What lesson does all this hold for India? Investments in expanding distribution network are necessary for equity considerations but are not sufficient to ensure better delivery of water. Simultaneous attention needs to be paid to (1) expansion of sewerage, (2) maintaining separate storm water network, (3) treating wastewater and industrial effluents, (4) protecting urban catchments, and (5) improving efficiency through better governance.

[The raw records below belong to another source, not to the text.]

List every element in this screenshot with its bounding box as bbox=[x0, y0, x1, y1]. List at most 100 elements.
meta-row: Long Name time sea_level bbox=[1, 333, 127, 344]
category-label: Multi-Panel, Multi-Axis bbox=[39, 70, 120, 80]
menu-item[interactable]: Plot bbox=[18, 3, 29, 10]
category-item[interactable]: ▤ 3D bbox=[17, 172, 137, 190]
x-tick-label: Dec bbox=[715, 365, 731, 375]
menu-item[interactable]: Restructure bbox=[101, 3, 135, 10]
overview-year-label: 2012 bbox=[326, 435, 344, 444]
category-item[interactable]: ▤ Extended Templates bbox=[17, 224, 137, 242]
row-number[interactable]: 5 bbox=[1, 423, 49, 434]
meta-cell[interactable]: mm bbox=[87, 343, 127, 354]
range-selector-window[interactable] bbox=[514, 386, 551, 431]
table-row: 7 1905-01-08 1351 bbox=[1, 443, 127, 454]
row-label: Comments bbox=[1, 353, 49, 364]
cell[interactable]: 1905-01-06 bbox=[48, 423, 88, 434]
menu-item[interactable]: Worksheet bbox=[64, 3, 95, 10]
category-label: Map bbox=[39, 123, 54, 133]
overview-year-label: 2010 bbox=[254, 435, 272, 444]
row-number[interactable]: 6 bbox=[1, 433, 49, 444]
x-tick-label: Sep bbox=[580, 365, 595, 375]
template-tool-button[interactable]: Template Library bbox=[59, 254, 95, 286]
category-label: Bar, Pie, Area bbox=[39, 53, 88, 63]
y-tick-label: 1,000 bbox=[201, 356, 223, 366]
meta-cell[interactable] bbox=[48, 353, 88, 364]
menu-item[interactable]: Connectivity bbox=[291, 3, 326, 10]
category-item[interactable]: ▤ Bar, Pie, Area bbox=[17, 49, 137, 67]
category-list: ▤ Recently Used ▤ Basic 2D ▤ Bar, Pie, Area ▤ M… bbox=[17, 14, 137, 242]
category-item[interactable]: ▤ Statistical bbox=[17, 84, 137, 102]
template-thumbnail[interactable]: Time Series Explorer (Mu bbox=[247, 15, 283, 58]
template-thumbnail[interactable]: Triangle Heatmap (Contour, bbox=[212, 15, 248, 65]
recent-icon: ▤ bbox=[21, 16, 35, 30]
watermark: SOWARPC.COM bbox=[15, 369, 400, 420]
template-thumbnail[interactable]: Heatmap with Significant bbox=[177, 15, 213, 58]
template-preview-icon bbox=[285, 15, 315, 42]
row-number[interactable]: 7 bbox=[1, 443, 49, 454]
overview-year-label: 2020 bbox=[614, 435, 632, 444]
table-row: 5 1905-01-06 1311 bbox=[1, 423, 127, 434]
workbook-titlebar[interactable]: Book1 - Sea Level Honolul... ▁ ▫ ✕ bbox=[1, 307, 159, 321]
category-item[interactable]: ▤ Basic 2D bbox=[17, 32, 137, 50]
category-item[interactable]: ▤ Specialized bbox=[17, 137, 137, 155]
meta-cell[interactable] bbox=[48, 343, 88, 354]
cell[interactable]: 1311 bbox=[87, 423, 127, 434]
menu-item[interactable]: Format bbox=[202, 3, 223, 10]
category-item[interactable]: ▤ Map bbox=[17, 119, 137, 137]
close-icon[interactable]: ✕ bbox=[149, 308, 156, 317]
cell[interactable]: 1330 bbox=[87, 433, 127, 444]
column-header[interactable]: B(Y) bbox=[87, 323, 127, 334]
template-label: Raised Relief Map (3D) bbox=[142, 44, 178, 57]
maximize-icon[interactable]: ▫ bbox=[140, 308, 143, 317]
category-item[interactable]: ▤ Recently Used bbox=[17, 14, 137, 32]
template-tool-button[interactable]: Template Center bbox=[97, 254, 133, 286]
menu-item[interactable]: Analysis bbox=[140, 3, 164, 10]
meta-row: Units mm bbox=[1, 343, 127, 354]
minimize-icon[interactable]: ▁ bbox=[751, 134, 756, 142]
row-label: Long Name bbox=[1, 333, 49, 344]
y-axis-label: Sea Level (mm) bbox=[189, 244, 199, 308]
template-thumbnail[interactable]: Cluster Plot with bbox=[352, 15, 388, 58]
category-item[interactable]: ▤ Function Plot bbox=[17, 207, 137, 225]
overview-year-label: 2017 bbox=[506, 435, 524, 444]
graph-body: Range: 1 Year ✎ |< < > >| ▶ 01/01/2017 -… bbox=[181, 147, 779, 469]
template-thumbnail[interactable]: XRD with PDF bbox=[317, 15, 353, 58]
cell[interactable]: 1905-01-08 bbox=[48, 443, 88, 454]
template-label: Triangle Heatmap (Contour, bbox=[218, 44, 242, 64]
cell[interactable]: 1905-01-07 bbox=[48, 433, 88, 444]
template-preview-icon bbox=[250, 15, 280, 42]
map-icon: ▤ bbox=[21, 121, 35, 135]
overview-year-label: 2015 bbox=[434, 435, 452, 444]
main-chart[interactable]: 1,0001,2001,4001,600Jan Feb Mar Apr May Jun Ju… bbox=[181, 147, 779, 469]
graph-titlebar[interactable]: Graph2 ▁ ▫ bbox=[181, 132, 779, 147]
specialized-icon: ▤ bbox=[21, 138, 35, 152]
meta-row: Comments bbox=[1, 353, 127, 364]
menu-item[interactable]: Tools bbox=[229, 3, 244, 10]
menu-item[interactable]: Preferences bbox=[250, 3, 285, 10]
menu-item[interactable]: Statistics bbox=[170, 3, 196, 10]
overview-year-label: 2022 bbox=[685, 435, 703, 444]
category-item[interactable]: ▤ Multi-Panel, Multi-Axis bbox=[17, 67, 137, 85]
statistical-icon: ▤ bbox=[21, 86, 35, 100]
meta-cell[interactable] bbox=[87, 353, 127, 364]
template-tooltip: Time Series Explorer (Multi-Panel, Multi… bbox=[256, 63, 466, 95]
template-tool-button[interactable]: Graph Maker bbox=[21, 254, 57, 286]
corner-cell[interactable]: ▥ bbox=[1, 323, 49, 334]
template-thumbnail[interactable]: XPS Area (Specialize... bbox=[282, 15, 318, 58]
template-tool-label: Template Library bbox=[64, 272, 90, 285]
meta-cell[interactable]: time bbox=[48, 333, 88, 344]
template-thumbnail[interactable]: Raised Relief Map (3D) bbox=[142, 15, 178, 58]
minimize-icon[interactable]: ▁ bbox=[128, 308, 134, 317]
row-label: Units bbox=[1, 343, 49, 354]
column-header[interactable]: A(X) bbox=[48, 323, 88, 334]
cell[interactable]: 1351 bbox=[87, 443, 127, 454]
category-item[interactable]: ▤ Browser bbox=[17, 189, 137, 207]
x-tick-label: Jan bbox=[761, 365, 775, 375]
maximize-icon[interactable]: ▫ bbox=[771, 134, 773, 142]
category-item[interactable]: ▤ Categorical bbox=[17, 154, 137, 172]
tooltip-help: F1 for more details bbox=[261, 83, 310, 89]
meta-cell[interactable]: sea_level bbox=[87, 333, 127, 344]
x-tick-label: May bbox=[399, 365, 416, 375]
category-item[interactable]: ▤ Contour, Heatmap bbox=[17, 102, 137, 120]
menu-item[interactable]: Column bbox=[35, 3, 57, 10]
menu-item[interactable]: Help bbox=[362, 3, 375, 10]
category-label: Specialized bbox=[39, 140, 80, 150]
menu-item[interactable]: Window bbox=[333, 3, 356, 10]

In Delhi itself, only 55% of the area is covered by sewerage network; 40% of the sewage is treated; drainage infrastructure is in a very poor condition; and sewage finds its way into the Yamuna without treatment. Large capital investments are needed to fix all this, including drainage, which is not with the Delhi Jal Board. At the same time, financial viability of DJB is eroded by the inability to cover costs through pricing, corruption in billing, metering and collection, and more recently by the free water policy of the Delhi government.

For the past three years, DJB had started meeting its operation and maintenance costs (not including interest charges) from a progressive water tariff structure, thus enabling it to access grants from the government of India under JNNURM for capital investments and also procure external finance at reasonable interest rates. A decision was taken in 2010 that water charges will be raised by 10% every year.

In February 2015, the newly-elected government of Delhi announced free water for all households consuming up to 20,000 litres of water a month, fulfilling its election promise. Implementation will be a challenge since only 50% of the population has water meter connections and many of the meters are not functional. Cash subsidy to the poor would have been a better option. The subsequent 10% hike in tariff for those consuming more than 20,000 litres a month makes part correction of a decision which the government is not in a position to fund. Unless large capital investments are facilitated and consumers are made to understand that water is not a free good, water situation in Delhi will deteriorate in the coming months and years. Learning from Singapore, I hope that Delhi will not set a bad example for the rest of the country.

The author is chairperson of the Indian Council for Research on International Economic Relations (ICRIER) and former chairperson of the High-Powered Expert Committee on Urban Infrastructure Services.